Oklahoma assistant DeMarco Murray suspended 1 game for recruiting violations


The NCAA announced punishments on Tuesday for recruiting violations committed by the Oklahoma football program, including a one-game suspension for DeMarco Murray, the Sooners running backs coach and former NFL All-Pro, for contacting recruits prior to permissible contact periods. No other suspensions were handed down.

According to an agreement released by the NCAA’s Division I Committee on Infractions, Murray impermissibly contacted 17 prospects over 16 months, ranging from Dec. 2021 to April 2023, including 65 impermissible phone calls and 36 impermissible text messages.

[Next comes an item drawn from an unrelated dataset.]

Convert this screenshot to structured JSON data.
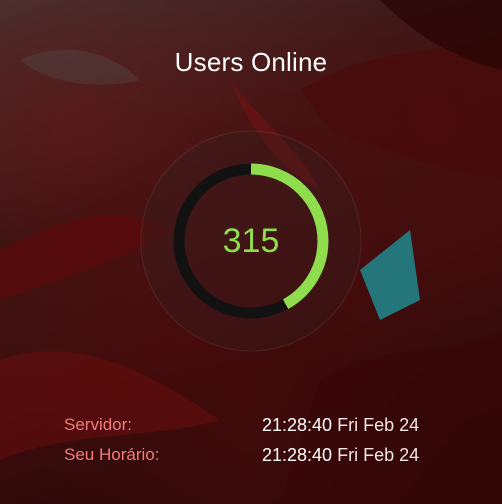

Oklahoma football discovered and self-reported the recruiting violations to the NCAA in August 2023, and self-imposed recruiting penalties on Murray and the football staff dating back to spring 2023, including a reduction of recruiting evaluation days and recruiting calls.

A collaborative investigation by the NCAA’s enforcement staff and Oklahoma found that even though some of the recruiting infractions violated the NCAA’s head coach responsibility rules, Sooners coach Brent Venables was not personally involved in the violations and “promoted an atmosphere of compliance” within the program. Murray claimed he was not aware a COVID-19 waiver of recruiting contact rules had expired, but the investigation determined Oklahoma had properly educated its football coaches on the rule changes. The end result of the investigation were agreed-upon Level II mitigated penalties for Oklahoma football, Venables and Murray, but no suspension for Venables.

In addition to Oklahoma’s previous self-imposed punishments and Murray’s one-game suspension, the NCAA’s Level II penalties include no unofficial recruiting visits for Oklahoma for the season opener Friday against Temple, as well as a three-week ban on recruiting phone calls and texts from Dec. 8, 2024, to March 31, 2025.

The NCAA also announced Level I infractions against the Sooners track-and-field program and former head coach Tim Langford, who directed a female track-and-field athlete to provide some of her scholarship funds to a pair of male track-and-field athletes.

Langford, who was fired in Nov. 2023, received a four-year show-cause from the NCAA, and Oklahoma must vacate all track-and-field records involving the athletes who have since been deemed ineligible for improper benefits. Oklahoma also self-imposed a 0.1 scholarship reduction in men’s track and field for the 2023-24 season.

As a result of the Level I and Level II penalties, Oklahoma athletics will serve one year of probation and a $5,000 fine.

“The University discovered the violations through its monitoring systems and investigated, reported, and addressed the matters promptly and appropriately,” an athletic department spokesman said. “The violations in question were limited to the actions of a coach who is no longer employed by the University and a current assistant coach. OU worked with the NCAA to manage the review and reach a conclusion, and penalties imposed by the University are already in effect.”